Gericht: Oberlandesgericht Zweibrücken
Urteil verkündet am 05.02.2004
Aktenzeichen: 4 U 65/03
Rechtsgebiete: BGB, RBerG


Vorschriften:

BGB § 134
BGB § 705
RBerG Art. 1 § 1
Der auf Grund einer wegen Verstoßes gegen das Rechtsberatungsgesetz unwirksame Beitritt zu einem geschlossenen Immobilienfonds in der Rechtsform einer Gesellschaft bürgerlichen Rechts ist nach den Grundsätzen über die fehlerhafte Gesellschaft wirksam, wenn der Beitretende und die für den Beitritt stimmenden Gesellschafter ihn für wirksam gehalten haben und der Beitritt vollzogen worden ist (Anschluss an BGH Urteil vom 16. Dezember 2002 - II ZR 109/01 = NJW 2003, 1252).
Pfälzisches Oberlandesgericht Zweibrücken IM NAMEN DES VOLKES Urteil

Aktenzeichen: 4 U 65/03

Verkündet am: 5. Februar 2004

In dem Rechtsstreit

wegen Feststellung

hat der 4. Zivilsenat des Pfälzischen Oberlandesgerichts Zweibrücken durch den Vorsitzenden Richter am Oberlandesgericht Staab sowie die Richter am Oberlandesgericht Reichling und Friemel

auf die mündliche Verhandlung vom 15. Januar 2004

für Recht erkannt:

Tenor:

I. Auf die Berufung der Beklagten wird das Urteil des Einzelrichters der 6. Zivilkammer de Landgerichts Frankenthal (Pfalz) vom 11. April 2003 geändert:

Die Klage wird abgewiesen.

II. Die Kläger haben die Kosten des Rechtsstreits zu tragen.

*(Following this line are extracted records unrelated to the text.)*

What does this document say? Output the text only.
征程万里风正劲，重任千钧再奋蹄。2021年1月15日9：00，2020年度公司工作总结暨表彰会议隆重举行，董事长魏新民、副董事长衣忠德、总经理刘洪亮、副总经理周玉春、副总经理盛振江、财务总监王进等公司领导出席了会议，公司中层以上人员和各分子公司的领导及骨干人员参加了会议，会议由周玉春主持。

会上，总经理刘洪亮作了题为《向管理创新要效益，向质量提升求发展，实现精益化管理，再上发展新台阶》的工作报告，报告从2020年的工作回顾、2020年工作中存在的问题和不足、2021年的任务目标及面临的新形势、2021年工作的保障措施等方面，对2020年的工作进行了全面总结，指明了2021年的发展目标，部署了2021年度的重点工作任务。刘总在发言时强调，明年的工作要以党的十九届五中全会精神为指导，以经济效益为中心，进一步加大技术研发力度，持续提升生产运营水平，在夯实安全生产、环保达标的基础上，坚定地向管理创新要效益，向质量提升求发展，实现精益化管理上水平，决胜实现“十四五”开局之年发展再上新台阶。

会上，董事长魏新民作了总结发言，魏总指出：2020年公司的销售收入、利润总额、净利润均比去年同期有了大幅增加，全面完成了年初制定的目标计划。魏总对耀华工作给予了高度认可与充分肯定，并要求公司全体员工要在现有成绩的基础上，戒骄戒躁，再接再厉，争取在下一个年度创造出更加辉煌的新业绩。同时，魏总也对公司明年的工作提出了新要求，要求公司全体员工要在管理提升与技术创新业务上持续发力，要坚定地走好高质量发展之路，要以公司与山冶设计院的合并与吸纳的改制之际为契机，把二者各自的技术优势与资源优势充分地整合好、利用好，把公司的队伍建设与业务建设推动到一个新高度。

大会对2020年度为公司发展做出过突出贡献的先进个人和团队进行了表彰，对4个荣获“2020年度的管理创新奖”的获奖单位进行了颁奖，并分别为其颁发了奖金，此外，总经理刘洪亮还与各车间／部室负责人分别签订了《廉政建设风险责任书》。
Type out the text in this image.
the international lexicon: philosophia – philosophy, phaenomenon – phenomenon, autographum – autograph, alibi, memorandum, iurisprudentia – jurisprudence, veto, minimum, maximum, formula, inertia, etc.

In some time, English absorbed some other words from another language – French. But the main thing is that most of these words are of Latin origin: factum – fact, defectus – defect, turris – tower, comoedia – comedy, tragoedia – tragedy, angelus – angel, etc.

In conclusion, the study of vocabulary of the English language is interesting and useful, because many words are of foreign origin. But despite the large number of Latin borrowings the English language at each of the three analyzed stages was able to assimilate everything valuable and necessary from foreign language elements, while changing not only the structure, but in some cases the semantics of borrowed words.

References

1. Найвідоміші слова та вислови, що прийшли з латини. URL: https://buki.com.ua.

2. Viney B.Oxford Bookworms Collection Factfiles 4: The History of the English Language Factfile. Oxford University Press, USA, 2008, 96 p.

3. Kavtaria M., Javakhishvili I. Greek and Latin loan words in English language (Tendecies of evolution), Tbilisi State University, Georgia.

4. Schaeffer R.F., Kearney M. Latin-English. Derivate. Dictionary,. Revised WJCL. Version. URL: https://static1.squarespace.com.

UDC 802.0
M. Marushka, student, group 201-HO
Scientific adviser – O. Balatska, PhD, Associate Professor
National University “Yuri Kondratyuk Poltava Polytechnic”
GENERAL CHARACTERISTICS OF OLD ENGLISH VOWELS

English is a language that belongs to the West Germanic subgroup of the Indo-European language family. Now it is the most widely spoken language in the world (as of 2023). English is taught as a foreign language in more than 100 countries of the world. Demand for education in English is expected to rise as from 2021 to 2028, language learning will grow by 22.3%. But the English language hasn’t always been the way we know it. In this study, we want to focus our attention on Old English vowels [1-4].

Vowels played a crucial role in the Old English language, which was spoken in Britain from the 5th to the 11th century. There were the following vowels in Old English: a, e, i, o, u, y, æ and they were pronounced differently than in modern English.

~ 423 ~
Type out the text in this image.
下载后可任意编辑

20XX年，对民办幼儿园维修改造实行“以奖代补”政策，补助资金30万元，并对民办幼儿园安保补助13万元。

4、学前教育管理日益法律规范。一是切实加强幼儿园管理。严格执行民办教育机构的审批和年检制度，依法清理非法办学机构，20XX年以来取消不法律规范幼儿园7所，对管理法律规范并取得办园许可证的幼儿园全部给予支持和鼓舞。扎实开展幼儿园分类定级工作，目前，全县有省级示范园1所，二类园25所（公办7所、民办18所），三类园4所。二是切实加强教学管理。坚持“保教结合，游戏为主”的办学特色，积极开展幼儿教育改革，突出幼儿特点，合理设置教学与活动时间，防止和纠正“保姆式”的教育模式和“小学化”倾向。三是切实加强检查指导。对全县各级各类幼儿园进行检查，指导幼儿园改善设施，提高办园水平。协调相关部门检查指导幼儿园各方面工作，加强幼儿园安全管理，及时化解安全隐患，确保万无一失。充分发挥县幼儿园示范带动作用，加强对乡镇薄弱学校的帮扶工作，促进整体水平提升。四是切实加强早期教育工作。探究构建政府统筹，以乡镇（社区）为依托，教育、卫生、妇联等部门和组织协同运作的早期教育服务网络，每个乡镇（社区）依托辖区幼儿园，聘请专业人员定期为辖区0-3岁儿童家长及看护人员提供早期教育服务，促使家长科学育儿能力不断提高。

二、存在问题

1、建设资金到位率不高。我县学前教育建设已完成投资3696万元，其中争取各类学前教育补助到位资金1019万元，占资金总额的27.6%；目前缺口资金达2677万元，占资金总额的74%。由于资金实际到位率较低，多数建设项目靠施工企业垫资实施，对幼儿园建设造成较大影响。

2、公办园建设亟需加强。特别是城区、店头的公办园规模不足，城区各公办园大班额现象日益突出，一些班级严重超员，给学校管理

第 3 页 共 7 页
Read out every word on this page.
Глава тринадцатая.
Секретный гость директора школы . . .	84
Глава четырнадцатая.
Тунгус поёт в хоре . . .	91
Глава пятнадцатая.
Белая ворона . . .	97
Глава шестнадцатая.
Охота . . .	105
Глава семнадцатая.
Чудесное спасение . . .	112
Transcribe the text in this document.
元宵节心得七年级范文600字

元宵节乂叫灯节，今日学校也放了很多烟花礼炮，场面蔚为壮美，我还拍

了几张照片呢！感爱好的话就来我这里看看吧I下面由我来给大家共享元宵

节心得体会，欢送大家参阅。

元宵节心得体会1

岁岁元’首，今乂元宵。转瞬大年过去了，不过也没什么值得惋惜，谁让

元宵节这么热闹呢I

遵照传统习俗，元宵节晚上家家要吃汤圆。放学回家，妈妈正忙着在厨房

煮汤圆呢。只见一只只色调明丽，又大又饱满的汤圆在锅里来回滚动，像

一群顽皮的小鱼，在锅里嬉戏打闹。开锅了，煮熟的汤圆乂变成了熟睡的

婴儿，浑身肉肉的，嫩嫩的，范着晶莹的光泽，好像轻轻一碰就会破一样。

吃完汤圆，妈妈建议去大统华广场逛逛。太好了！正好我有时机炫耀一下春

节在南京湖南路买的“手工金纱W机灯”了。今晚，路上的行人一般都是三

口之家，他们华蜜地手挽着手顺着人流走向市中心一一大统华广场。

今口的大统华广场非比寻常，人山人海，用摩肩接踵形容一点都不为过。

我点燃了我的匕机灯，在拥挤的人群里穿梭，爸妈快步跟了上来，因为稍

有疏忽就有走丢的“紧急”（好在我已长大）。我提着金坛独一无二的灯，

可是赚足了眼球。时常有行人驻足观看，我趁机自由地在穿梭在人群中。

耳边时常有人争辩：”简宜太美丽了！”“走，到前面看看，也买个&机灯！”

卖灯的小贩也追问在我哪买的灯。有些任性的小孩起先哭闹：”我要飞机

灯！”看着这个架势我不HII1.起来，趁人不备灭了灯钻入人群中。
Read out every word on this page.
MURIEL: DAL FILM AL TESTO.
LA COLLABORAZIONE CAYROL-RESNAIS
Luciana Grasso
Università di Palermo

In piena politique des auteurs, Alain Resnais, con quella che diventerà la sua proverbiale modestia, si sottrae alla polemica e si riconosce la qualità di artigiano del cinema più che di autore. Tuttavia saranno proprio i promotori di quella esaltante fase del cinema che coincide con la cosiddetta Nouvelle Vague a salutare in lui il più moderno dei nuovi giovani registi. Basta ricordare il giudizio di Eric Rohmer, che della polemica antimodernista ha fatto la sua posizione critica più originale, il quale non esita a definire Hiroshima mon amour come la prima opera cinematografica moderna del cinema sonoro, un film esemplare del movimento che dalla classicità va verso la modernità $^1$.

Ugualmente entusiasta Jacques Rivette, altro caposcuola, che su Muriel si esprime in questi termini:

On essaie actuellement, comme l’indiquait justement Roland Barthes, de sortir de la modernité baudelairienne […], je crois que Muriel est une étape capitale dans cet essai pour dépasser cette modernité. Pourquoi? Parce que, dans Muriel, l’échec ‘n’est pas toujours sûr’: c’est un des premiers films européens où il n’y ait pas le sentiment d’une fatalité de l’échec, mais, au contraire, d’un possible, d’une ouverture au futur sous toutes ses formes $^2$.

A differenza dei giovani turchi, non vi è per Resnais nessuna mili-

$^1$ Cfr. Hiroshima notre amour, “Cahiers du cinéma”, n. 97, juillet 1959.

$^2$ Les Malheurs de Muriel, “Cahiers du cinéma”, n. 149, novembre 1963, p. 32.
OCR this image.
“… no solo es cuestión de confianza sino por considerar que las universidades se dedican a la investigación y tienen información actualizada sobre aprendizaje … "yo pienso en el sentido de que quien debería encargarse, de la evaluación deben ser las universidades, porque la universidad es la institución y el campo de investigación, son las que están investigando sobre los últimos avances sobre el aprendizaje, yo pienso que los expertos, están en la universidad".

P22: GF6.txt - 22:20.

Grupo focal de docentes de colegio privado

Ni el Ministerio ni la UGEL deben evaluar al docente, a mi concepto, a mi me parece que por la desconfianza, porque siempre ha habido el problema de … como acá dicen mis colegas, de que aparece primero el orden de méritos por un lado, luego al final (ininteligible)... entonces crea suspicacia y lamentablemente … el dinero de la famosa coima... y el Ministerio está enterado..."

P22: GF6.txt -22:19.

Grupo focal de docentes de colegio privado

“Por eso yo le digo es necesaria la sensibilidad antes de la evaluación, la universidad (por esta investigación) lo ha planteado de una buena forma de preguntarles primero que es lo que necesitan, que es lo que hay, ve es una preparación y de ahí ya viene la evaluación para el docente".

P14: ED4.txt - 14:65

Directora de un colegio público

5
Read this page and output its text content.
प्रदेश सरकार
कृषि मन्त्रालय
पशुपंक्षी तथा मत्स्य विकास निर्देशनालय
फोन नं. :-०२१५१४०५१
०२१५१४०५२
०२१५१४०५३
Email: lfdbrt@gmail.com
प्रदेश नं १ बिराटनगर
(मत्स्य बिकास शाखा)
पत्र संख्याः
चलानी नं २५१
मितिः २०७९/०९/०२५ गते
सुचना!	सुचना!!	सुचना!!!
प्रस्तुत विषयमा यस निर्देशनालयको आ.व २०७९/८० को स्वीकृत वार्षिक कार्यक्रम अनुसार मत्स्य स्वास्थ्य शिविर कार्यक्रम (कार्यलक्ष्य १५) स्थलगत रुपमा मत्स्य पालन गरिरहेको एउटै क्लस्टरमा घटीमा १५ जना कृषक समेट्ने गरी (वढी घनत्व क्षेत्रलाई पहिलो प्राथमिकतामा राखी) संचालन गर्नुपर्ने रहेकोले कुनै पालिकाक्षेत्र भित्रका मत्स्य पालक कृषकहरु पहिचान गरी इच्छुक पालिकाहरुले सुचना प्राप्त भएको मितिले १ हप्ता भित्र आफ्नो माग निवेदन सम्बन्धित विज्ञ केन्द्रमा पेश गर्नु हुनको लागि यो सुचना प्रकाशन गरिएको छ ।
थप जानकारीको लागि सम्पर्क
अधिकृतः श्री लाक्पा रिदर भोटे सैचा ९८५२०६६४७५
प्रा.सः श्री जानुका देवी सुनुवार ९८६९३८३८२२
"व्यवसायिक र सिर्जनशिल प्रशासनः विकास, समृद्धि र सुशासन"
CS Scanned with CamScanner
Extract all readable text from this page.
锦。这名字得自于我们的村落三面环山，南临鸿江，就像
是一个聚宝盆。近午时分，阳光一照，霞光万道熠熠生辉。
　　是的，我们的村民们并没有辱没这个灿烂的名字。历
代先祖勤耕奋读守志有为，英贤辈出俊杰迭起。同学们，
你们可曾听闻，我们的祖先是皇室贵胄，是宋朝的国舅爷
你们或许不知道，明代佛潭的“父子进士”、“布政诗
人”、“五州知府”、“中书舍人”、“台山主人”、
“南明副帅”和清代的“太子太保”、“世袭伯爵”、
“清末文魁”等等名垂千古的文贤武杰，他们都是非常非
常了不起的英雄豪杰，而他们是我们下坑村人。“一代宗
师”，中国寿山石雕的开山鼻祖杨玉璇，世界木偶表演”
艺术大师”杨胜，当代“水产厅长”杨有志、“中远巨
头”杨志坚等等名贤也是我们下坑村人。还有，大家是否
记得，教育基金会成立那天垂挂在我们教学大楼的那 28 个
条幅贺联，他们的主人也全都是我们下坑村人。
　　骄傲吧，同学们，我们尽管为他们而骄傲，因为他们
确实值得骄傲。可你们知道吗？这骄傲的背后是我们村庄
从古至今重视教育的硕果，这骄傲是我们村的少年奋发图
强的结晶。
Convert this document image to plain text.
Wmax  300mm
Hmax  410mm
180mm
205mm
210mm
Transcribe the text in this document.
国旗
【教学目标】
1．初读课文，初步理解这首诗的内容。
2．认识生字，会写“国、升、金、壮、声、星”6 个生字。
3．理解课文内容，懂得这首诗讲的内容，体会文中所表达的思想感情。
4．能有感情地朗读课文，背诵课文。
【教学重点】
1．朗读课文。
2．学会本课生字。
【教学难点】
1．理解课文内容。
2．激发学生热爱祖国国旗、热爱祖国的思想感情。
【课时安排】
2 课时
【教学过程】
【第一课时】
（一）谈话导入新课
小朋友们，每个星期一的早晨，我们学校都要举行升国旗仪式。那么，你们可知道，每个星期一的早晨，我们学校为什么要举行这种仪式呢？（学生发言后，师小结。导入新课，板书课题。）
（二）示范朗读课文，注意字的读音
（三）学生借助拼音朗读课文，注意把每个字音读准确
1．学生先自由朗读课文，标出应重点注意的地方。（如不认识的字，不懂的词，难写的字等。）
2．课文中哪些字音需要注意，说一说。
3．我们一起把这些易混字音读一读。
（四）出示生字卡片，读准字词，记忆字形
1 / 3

III. Das Urteil ist vorläufig vollstreckbar.

IV. Die Revision wird nicht zugelassen.

Gründe:

I.

Die Parteien streiten um die Wirksamkeit des Beitritts der Kläger zu der Beklagten.

Die Beklagte ist ein geschlossener Immobilienfonds in der Rechtsform einer Gesellschaft bürgerlichen Rechts. Die Kläger wollten sich an diesem Fonds beteiligen. Sie erteilten einer K... St... mbH als Treuhänderin Auftrag und Vollmacht, für sie entsprechende Fonds-Anteile zu erwerben. Die Treuhänderin erklärte den Beitritt der Kläger als Gesellschafter. Im hier vorliegenden Rechtsstreit haben die Kläger den Standpunkt vertreten, ihre an die Treuhänderin erteilte Vollmacht sei nichtig und ihr Beitritt unwirksam. Sie haben deshalb Feststellung beantragt, dass sie nicht Gesellschafter der Beklagten seien. Hilfsweise haben sie Feststellung beantragt, dass sie die Gesellschaft gekündigt hätten und die Verurteilung der Beklagten zur Erstellung einer Auseinandersetzungsbilanz verlangt. Die Beklagte ist der Klage entgegengetreten.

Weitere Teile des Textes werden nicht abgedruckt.